Parallel processing¶
Generality¶
pyqcm could benefit from various methods to perform parallel processing in shared memory system. Three parallelisations method could be used in theory:
Those implemented in BLAS/LAPACK,
Those implemented in the CUBA numerical integration library
And those implemented in QCM library (with OpenMP).
By default, pyqcm (and QCM) disable parallelization using BLAS/LAPACK and CUBA, to use its own implementation using OpenMP with all the cores available on the machine.
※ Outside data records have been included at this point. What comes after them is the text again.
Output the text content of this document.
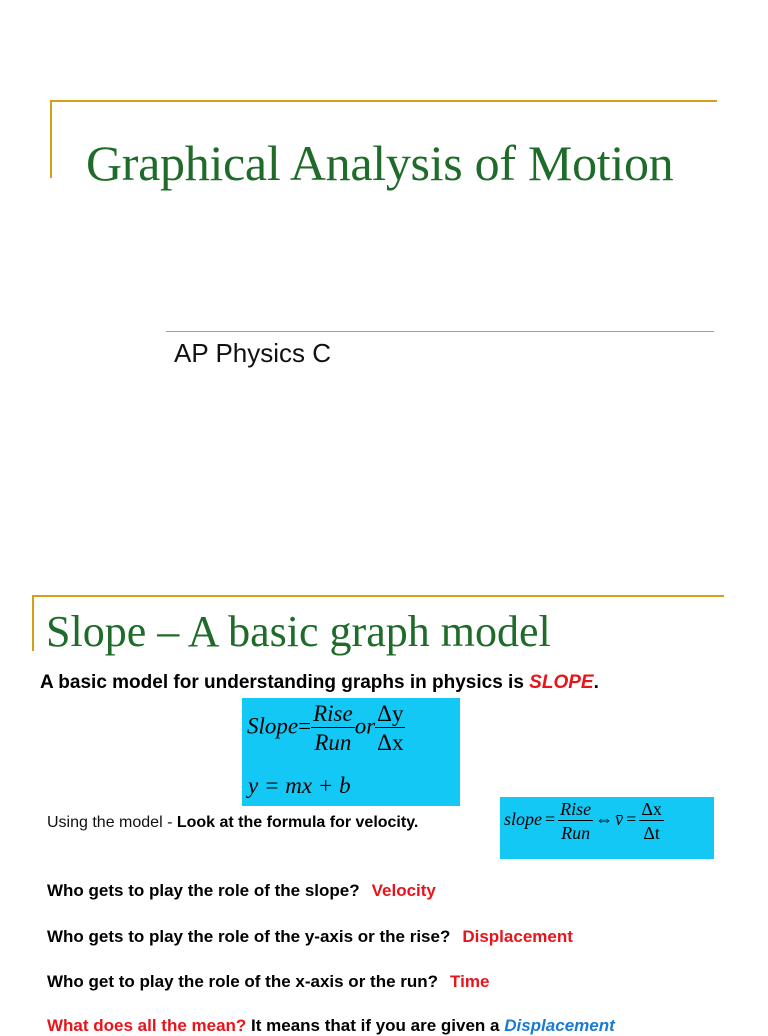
Graphical Analysis of Motion
AP Physics C
Slope – A basic graph model
A basic model for understanding graphs in physics is SLOPE.
Slope= $\frac{\text{Rise}}{\text{Run}}$ or $\frac{\Delta y}{\Delta x}$
y = mx + b
Using the model - Look at the formula for velocity.	slope = $\frac{\text{Rise}}{\text{Run}}$ ⇔ v̄ = $\frac{\Delta x}{\Delta t}$
Who gets to play the role of the slope? Velocity
Who gets to play the role of the y-axis or the rise? Displacement
Who get to play the role of the x-axis or the run? Time
What does all the mean? It means that if you are given a Displacement
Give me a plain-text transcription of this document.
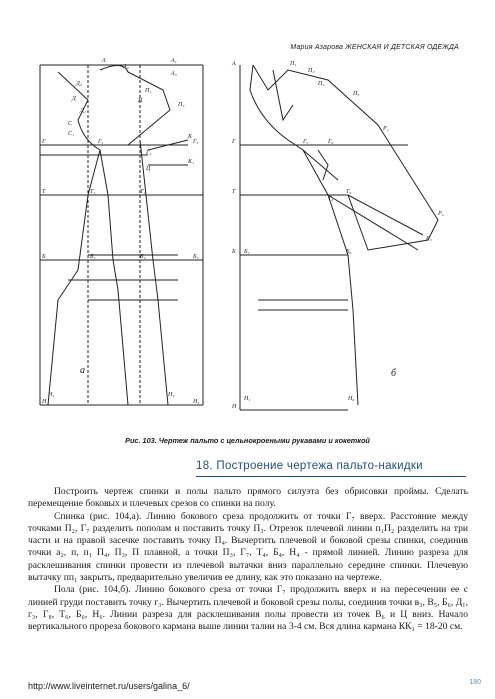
Мария Азарова ЖЕНСКАЯ И ДЕТСКАЯ ОДЕЖДА
А	А₁
А₂
А₃
Д₂
Д
Д₁
С
С₁
П
П₁
П₂
Г	Г₁
Г₂
Г₃
Т	Т₁	Т₂
Б	Б₁	Б₂	Б₃
Н
Н₁	Н₂
Н₃
К
К₁
Ц
А
Г
Т
Б
Н
Н₁	Н₆
Б₁	Б₆
Т₆
Т₈
Г₆
Г₇
П₁
П₂
П₃
П₄
Р₁
Р₂
Р₃
а	б
Рис. 103. Чертеж пальто с цельнокроеными рукавами и кокеткой
18. Построение чертежа пальто-накидки

Построить чертеж спинки и полы пальто прямого силуэта без обрисовки проймы. Сделать перемещение боковых и плечевых срезов со спинки на полу.

Спинка (рис. 104,а). Линию бокового среза продолжить от точки Г₇ вверх. Расстояние между точками П₂, Г₇ разделить пополам и поставить точку П₃. Отрезок плечевой линии п₁П₂ разделить на три части и на правой засечке поставить точку П₄. Вычертить плечевой и боковой срезы спинки, соединив точки а₂, п, п₁ П₄, П₃, П плавной, а точки П₃, Г₇, Т₄, Б₄, Н₄ - прямой линией. Линию разреза для расклешивания спинки провести из плечевой вытачки вниз параллельно середине спинки. Плечевую вытачку пп₁ закрыть, предварительно увеличив ее длину, как это показано на чертеже.

Пола (рис. 104,б). Линию бокового среза от точки Г₇ продолжить вверх и на пересечении ее с линией груди поставить точку г₃. Вычертить плечевой и боковой срезы полы, соединив точки в₃, В₅, Б₆, Д₁, г₃, Г₈, Т₆, Б₆, Н₆. Линии разреза для расклешивания полы провести из точек В₆ и Ц вниз. Начало вертикального прореза бокового кармана выше линии талии на 3-4 см. Вся длина кармана КК₁ = 18-20 см.

http://www.liveinternet.ru/users/galina_6/	180
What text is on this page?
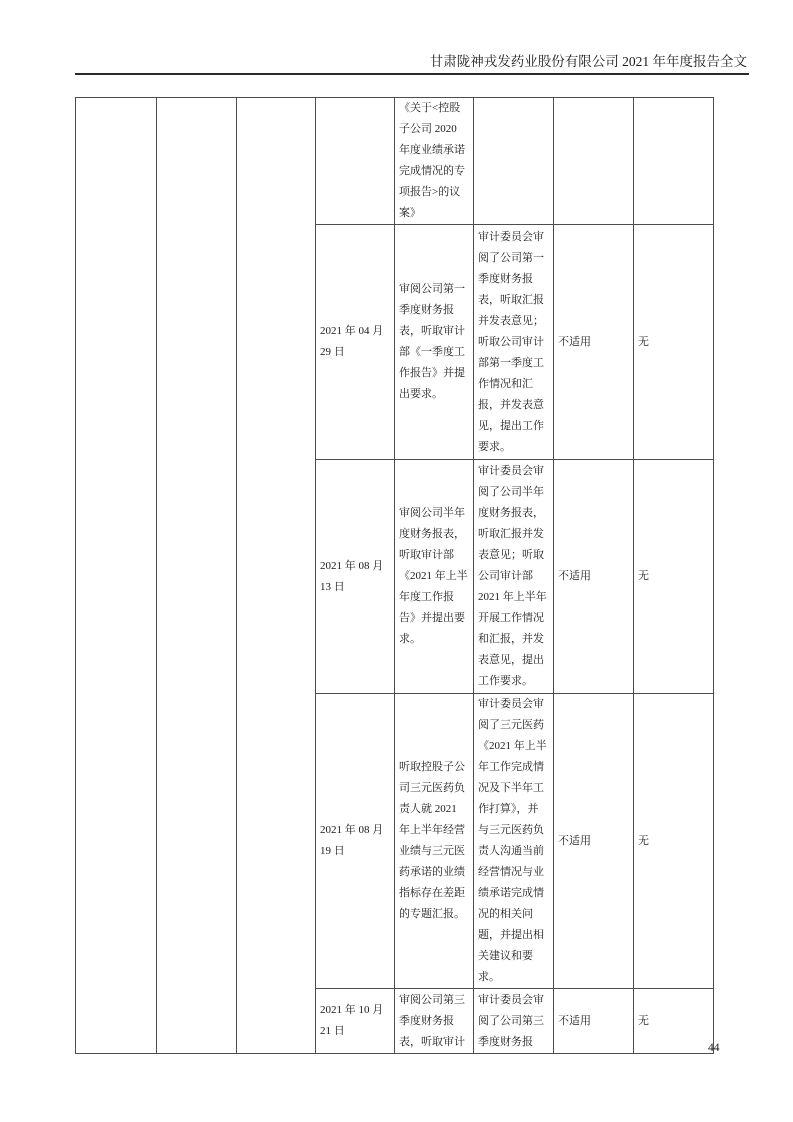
甘肃陇神戎发药业股份有限公司 2021 年年度报告全文
				《关于<控股子公司 2020 年度业绩承诺完成情况的专项报告>的议案》			
			2021 年 04 月 29 日	审阅公司第一季度财务报表，听取审计部《一季度工作报告》并提出要求。	审计委员会审阅了公司第一季度财务报表，听取汇报并发表意见；听取公司审计部第一季度工作情况和汇报，并发表意见，提出工作要求。	不适用	无
			2021 年 08 月 13 日	审阅公司半年度财务报表，听取审计部《2021 年上半年度工作报告》并提出要求。	审计委员会审阅了公司半年度财务报表，听取汇报并发表意见；听取公司审计部 2021 年上半年开展工作情况和汇报，并发表意见，提出工作要求。	不适用	无
			2021 年 08 月 19 日	听取控股子公司三元医药负责人就 2021 年上半年经营业绩与三元医药承诺的业绩指标存在差距的专题汇报。	审计委员会审阅了三元医药《2021 年上半年工作完成情况及下半年工作打算》，并与三元医药负责人沟通当前经营情况与业绩承诺完成情况的相关问题，并提出相关建议和要求。	不适用	无
			2021 年 10 月 21 日	审阅公司第三季度财务报表，听取审计	审计委员会审阅了公司第三季度财务报	不适用	无
44
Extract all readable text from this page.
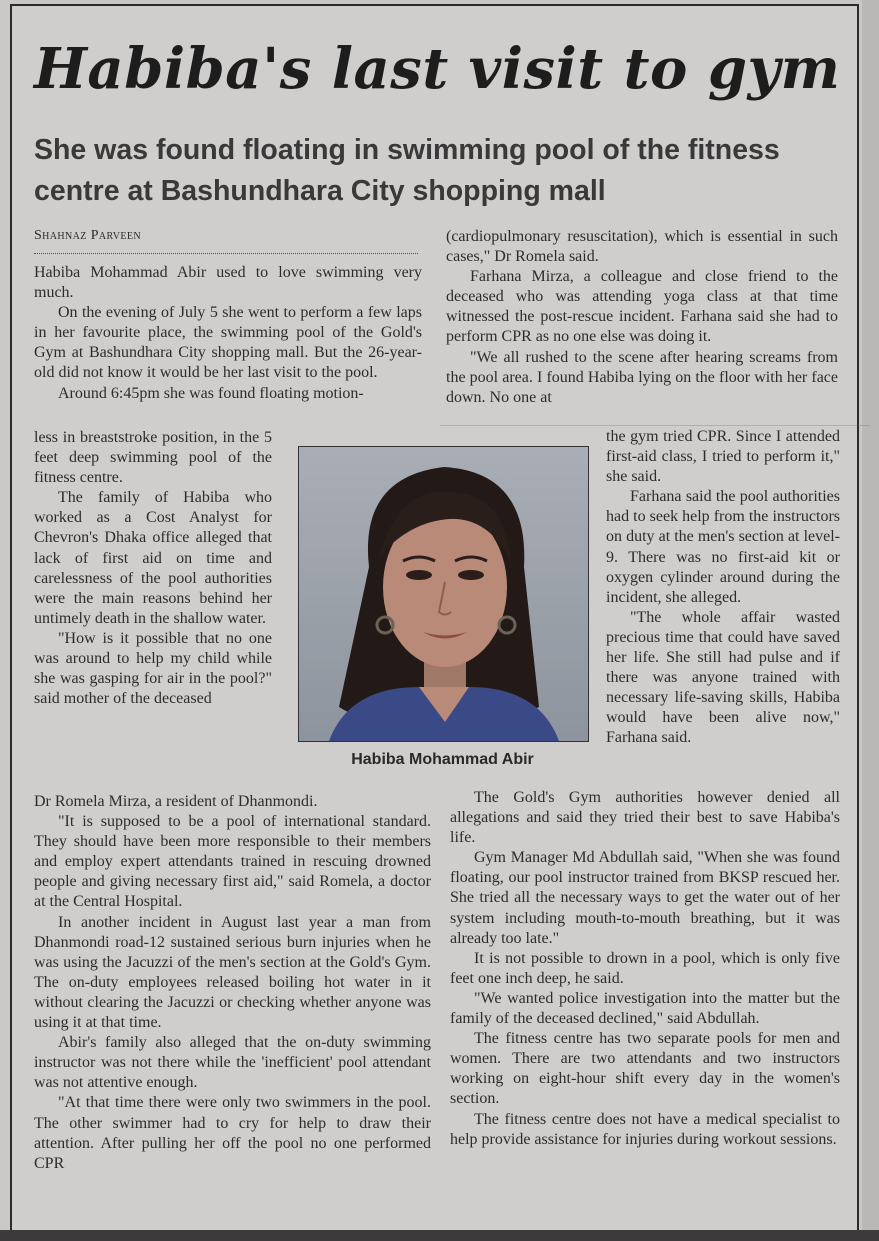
Habiba's last visit to gym
She was found floating in swimming pool of the fitness centre at Bashundhara City shopping mall
Shahnaz Parveen

Habiba Mohammad Abir used to love swimming very much.

On the evening of July 5 she went to perform a few laps in her favourite place, the swimming pool of the Gold's Gym at Bashundhara City shopping mall. But the 26-year-old did not know it would be her last visit to the pool.

Around 6:45pm she was found floating motion-

less in breaststroke position, in the 5 feet deep swimming pool of the fitness centre.

The family of Habiba who worked as a Cost Analyst for Chevron's Dhaka office alleged that lack of first aid on time and carelessness of the pool authorities were the main reasons behind her untimely death in the shallow water.

"How is it possible that no one was around to help my child while she was gasping for air in the pool?" said mother of the deceased

Dr Romela Mirza, a resident of Dhanmondi.

"It is supposed to be a pool of international standard. They should have been more responsible to their members and employ expert attendants trained in rescuing drowned people and giving necessary first aid," said Romela, a doctor at the Central Hospital.

In another incident in August last year a man from Dhanmondi road-12 sustained serious burn injuries when he was using the Jacuzzi of the men's section at the Gold's Gym. The on-duty employees released boiling hot water in it without clearing the Jacuzzi or checking whether anyone was using it at that time.

Abir's family also alleged that the on-duty swimming instructor was not there while the 'inefficient' pool attendant was not attentive enough.

"At that time there were only two swimmers in the pool. The other swimmer had to cry for help to draw their attention. After pulling her off the pool no one performed CPR

Habiba Mohammad Abir

(cardiopulmonary resuscitation), which is essential in such cases," Dr Romela said.

Farhana Mirza, a colleague and close friend to the deceased who was attending yoga class at that time witnessed the post-rescue incident. Farhana said she had to perform CPR as no one else was doing it.

"We all rushed to the scene after hearing screams from the pool area. I found Habiba lying on the floor with her face down. No one at

the gym tried CPR. Since I attended first-aid class, I tried to perform it," she said.

Farhana said the pool authorities had to seek help from the instructors on duty at the men's section at level-9. There was no first-aid kit or oxygen cylinder around during the incident, she alleged.

"The whole affair wasted precious time that could have saved her life. She still had pulse and if there was anyone trained with necessary life-saving skills, Habiba would have been alive now," Farhana said.

The Gold's Gym authorities however denied all allegations and said they tried their best to save Habiba's life.

Gym Manager Md Abdullah said, "When she was found floating, our pool instructor trained from BKSP rescued her. She tried all the necessary ways to get the water out of her system including mouth-to-mouth breathing, but it was already too late."

It is not possible to drown in a pool, which is only five feet one inch deep, he said.

"We wanted police investigation into the matter but the family of the deceased declined," said Abdullah.

The fitness centre has two separate pools for men and women. There are two attendants and two instructors working on eight-hour shift every day in the women's section.

The fitness centre does not have a medical specialist to help provide assistance for injuries during workout sessions.
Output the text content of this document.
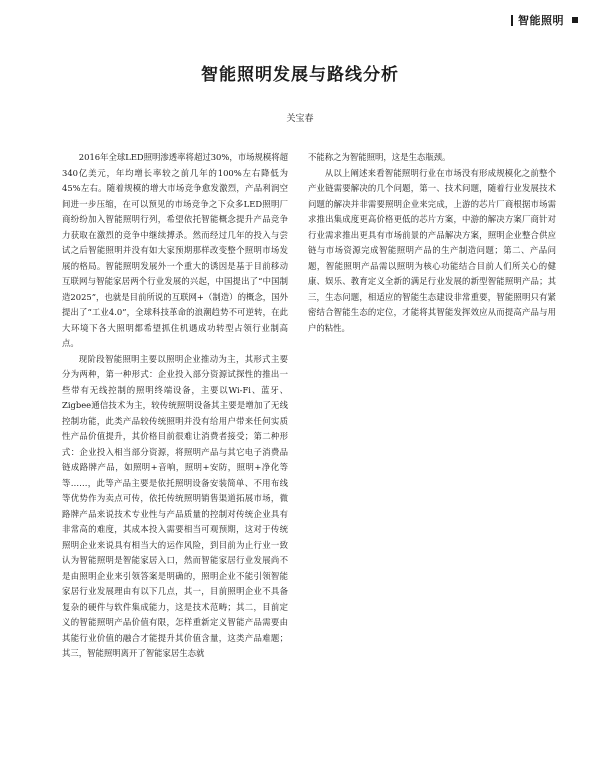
智能照明
智能照明发展与路线分析
关宝春

2016年全球LED照明渗透率将超过30%，市场规模将超340亿美元，年均增长率较之前几年的100%左右降低为45%左右。随着规模的增大市场竞争愈发激烈，产品利润空间进一步压缩，在可以预见的市场竞争之下众多LED照明厂商纷纷加入智能照明行列，希望依托智能概念提升产品竞争力获取在激烈的竞争中继续搏杀。然而经过几年的投入与尝试之后智能照明并没有如大家预期那样改变整个照明市场发展的格局。智能照明发展外一个重大的诱因是基于目前移动互联网与智能家居两个行业发展的兴起，中国提出了“中国制造2025”，也就是目前所说的互联网+（制造）的概念，国外提出了“工业4.0”，全球科技革命的浪潮趋势不可逆转，在此大环境下各大照明都希望抓住机遇成功转型占领行业制高点。

现阶段智能照明主要以照明企业推动为主，其形式主要分为两种，第一种形式：企业投入部分资源试探性的推出一些带有无线控制的照明终端设备，主要以Wi-Fi、蓝牙、Zigbee通信技术为主，较传统照明设备其主要是增加了无线控制功能，此类产品较传统照明并没有给用户带来任何实质性产品价值提升，其价格目前很难让消费者接受；第二种形式：企业投入相当部分资源，将照明产品与其它电子消费品链成路牌产品，如照明+音响，照明+安防，照明+净化等等……，此等产品主要是依托照明设备安装简单、不用布线等优势作为卖点可传，依托传统照明销售渠道拓展市场，微路牌产品来说技术专业性与产品质量的控制对传统企业具有非常高的难度，其成本投入需要相当可观预期，这对于传统照明企业来说具有相当大的运作风险，到目前为止行业一致认为智能照明是智能家居入口，然而智能家居行业发展尚不是由照明企业来引领答案是明确的，照明企业不能引领智能家居行业发展理由有以下几点，其一，目前照明企业不具备复杂的硬件与软件集成能力，这是技术范畴；其二，目前定义的智能照明产品价值有限，怎样重新定义智能产品需要由其能行业价值的融合才能提升其价值含量，这类产品难题；其三，智能照明离开了智能家居生态就

不能称之为智能照明，这是生态瓶颈。

从以上阐述来看智能照明行业在市场没有形成规模化之前整个产业链需要解决的几个问题，第一、技术问题，随着行业发展技术问题的解决并非需要照明企业来完成，上游的芯片厂商根据市场需求推出集成度更高价格更低的芯片方案，中游的解决方案厂商针对行业需求推出更具有市场前景的产品解决方案，照明企业整合供应链与市场资源完成智能照明产品的生产制造问题；第二、产品问题，智能照明产品需以照明为核心功能结合目前人们所关心的健康、娱乐、教育定义全新的满足行业发展的新型智能照明产品；其三，生态问题，相适应的智能生态建设非常重要，智能照明只有紧密结合智能生态的定位，才能将其智能发挥效应从而提高产品与用户的粘性。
Users can still specify fewer number of core to use by exporting the environment variable OMP_NUM_THREADS, e.g.:
OMP_NUM_THREADs=X #use X cores
User can also choose to rely on the CUBA library parallelization by setting the environment variable CUBACORES. QCM OpenMP parallelization must also be unset:
CUBACORES=X #use X cubacores, X must be >=2
OMP_NUM_THREADs=1 #unset OpenMP
However, using this method, only the integration section would be treated in parallel.
Performance¶
The following Figure 1 compares parallelization performance on a simulation which spend most of its time (i.e. more than 99% using a single core) in the numerical integration. Tests were performed on a 2 x Intel Xeon Gold 6238 Cascade Lake @ 2.10GHz with 22 cores each and HyperThreading disabled.
User should note that while OpenMP used the same object in memory to perform calculation in parallel, CUBA rather duplicate the object in the memory, resulting in a significant memory consumption.